In Vanuatu, Tromp scraped the plaque off 32 ancient teeth that had been unearthed from Teouma Bay, the oldest, most extensive and best-preserved cemetery in the Pacific. (There weren’t as many teeth as Tromp had hoped, because of the colonists’ funerary culture—they removed the skulls from the dead some time after burial.) Archaeologists think the remains of more than 70 people found at Teouma, which is on the island of Efate, represent the first couple of generations of humans living on Vanuatu. These people are known as the Lapita.

Back in Dunedin, Tromp used an acid to dissolve the calcified plaque, leaving behind microscopic glass-like particles called phytoliths, which form inside plants as they grow. Some phytoliths are specific and easy to identify—under a microscope, those of bananas look like tiny volcanoes—while most are more generic in shape. The phytoliths told Tromp that the Lapita were using the bark and leaves of forest trees either as food, as medicine or in crafts (for example, they may have used their teeth to strip plant fibres for weaving).
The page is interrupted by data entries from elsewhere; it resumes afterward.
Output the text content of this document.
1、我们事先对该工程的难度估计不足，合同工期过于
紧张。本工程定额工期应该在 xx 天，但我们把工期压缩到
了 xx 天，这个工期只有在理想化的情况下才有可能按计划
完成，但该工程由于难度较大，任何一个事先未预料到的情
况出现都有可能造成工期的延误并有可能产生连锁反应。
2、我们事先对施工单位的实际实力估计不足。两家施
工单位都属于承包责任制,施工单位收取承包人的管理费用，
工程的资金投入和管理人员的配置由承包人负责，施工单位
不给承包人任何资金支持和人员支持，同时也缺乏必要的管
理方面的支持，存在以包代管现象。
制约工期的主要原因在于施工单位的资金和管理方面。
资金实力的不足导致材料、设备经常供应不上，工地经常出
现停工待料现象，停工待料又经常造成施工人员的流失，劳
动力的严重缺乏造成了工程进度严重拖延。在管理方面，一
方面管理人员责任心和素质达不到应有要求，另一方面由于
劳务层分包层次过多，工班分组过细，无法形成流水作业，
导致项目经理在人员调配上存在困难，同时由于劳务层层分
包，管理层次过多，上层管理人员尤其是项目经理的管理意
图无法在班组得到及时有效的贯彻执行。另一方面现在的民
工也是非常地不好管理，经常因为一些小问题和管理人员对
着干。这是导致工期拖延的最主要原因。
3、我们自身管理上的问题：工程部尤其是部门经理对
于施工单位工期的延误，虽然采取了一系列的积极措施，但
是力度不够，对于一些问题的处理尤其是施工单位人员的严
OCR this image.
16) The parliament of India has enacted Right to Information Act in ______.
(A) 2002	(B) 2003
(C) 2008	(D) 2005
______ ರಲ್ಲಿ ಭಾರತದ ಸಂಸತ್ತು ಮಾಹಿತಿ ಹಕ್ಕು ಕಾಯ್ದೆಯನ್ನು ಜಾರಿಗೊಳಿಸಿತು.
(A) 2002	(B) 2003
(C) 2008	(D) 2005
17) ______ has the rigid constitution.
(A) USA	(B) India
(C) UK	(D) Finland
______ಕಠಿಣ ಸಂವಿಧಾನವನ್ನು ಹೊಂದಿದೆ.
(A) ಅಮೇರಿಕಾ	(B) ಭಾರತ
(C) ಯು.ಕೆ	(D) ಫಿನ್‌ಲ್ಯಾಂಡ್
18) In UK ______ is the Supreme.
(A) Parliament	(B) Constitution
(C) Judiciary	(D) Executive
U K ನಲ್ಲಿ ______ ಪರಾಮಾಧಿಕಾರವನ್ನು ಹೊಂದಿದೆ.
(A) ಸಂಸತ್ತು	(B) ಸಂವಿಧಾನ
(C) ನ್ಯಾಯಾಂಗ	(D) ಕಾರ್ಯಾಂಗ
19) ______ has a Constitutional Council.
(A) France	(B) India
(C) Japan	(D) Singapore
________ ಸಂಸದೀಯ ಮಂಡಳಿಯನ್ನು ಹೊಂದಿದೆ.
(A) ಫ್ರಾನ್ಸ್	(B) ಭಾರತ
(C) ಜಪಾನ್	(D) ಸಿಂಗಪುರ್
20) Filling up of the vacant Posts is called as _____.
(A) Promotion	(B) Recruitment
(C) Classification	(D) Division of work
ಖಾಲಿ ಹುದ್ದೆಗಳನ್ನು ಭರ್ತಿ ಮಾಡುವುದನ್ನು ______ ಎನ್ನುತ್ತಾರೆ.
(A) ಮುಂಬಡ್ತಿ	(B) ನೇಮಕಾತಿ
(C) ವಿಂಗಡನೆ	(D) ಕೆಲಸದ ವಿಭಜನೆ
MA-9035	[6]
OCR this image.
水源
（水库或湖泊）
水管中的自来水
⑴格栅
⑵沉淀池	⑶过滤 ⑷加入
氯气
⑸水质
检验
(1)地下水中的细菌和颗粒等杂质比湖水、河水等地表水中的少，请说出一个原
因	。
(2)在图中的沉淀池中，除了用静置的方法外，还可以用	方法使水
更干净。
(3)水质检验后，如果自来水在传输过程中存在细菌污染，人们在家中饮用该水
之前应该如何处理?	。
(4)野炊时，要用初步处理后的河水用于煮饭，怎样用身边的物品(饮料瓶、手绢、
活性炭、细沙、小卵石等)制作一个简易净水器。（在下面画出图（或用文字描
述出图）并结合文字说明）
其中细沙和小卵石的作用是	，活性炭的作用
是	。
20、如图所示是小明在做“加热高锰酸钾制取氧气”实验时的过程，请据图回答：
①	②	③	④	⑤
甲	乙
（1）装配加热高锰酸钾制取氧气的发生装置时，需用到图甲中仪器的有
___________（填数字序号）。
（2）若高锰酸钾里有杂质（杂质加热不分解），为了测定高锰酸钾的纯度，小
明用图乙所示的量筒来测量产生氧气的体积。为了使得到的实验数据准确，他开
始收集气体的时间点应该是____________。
The study of dental micro-remains fills in information that can’t be gleaned from other archaeological sources such as middens (historic rubbish dumps), says University of Otago professor Lisa Matisoo-Smith, who was also involved in the study. This is because plants don’t tend to preserve as well as bones or shellfish. “It’s a great new approach that tells us about not only the diet of Pacific people but also their utilisation of plant materials.”

The study also shows that, while the Lapita brought pigs, chickens and rats with them to Vanuatu, they quickly began to exploit the plants and animals of their new environment. Several bird and bat species and a giant crocodile went extinct on Vanuatu shortly after human arrival.

“They’re amazing explorers,” says Tromp. “If you envisage these people going out into the Pacific—they have no idea if they’re going to find land or not. It’s like people going into space and discovering new planets.”